She thought the materials looked great (thanks again Cara and Greg) but had a question about the response postcard.
"Are you supposed to put a blank for the number of people attending?" she asked.
I responded, saying, "I think you're actually supposed to fill in the 'M____________ field with all the names of the people attending. An example would be 'Mr. Dan Mallory and Miss Katy Beck.' That would make two people."
Maria, having just tied the knot herself (actually, not by herself, but with her now husband) back in May, knows better than anyone about responses and how much you can count on them. She told me of how few people knew how to fill in the response cards correctly and how some people wrote in that they were bringing their children despite only the adults' names being on her outside and inside envelopes.
This launched us into a conversation that's come up all too many times recently.... what is the deal with people not knowing how to handle RSVPs and Regrets?
Dan, my fiance, claims "the system is broken." I don't totally understand what's so tough about handling them correctly, but I do recognize his point that something isn't working.
RSVP. Most of us, myself included, can't repeat verbatim that RSVP stands for "Repondez s'il vous plait," French for "reply, please." I do know, however, when I receive something that says "RSVP" at the bottom that I should call the host regardless, letting him or her know if I will be able to attend -- and if so, who my guest will be.
Regrets seem a little more straight forward. If an invitation mentions "Regrets Only," this means you only call the host if you are unable to attend the event. In other words, you're calling to say, "I regret I am unable to attend..."
Emily Post and her contemporaries tell us we need to respect the needs and wishes of party hosts, following through with the RSVPs or Regrets as indicated. And I believe this is fairly common knowledge. Seems easy enough, right? In an era where Evites aren't quite yet kosher enough for formal events, everyone ought to become familiar with the rules.
Well, then why is it so difficult for people to make the call? From parties I've hosted, attended or helped coordinate on the periphery, it seems as though the answers have to be dragged out of people.
I put myself in the place of the invitation recipient. What is going on in my head? Here is what I came up with:
- I feel really guilty I cannot attend. I don't really want to call and tell anyone I can't come to the event.
- If this invitation says "RSVP" and I'm planning on attending, I don't have to call. (wrong)
- Will anyone really notice if I don't call?
- I feel awkward calling someone I don't know. Do I really have to?

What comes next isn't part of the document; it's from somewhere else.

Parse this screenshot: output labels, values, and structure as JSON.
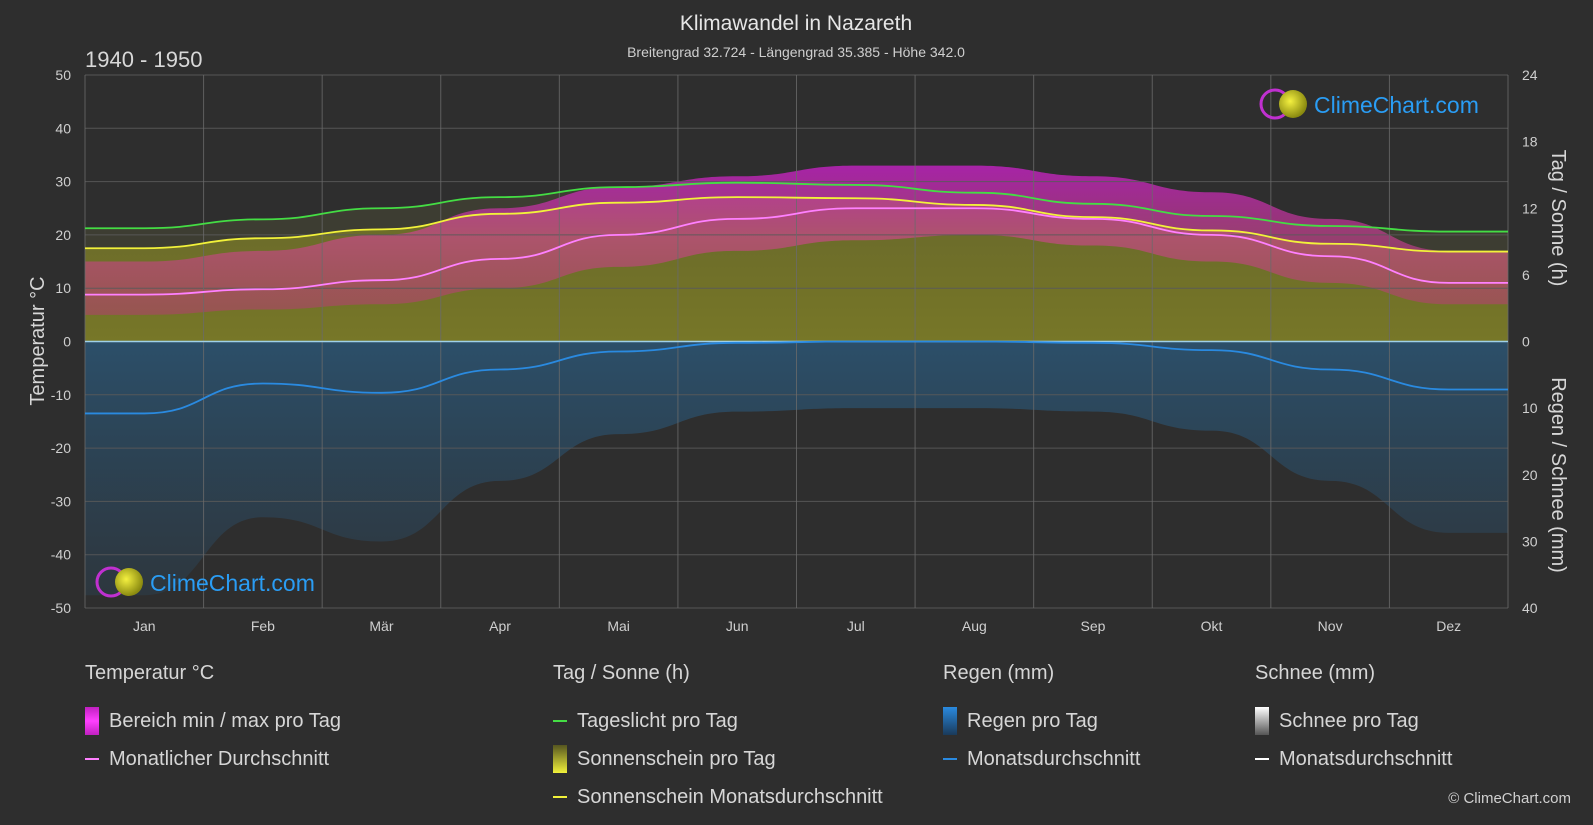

To address the first point, if you feel that nervous about saying you cannot come to an event for your friends, you have bigger problems than calling to say you cannot attend. Your real friends will understand a prior commitment or your inability to travel from a time and money perspective.
Response to bullet point two: an RSVP asks for your response regardless. If you can come, you call. If you can't come, you call. And when you do call, you don't just say "I'm calling to RSVP." Due to the meaning of an RSVP, you must indicate "I am RSVPing 'yes'" or "I am RSVPing 'no.'"
Yes, people will notice if you don't call. Hosts take numbers into consideration when they order food, drinks, favors, space and so on and so forth. In the event of a wedding, a guest costs anywhere from $50 to $150 dollars for the couple. RSVPing "yes" and not making the event is costly for the couple. (Note I am not venting about anything personal here, as we haven't even sent out our invitations yet).
Final and fourth point. If you can call and make reservations or a doctor's appointment, you can call a stranger and let them know whether or not you're attending an event they're hosting. Chances are, they won't bite, especially over the phone.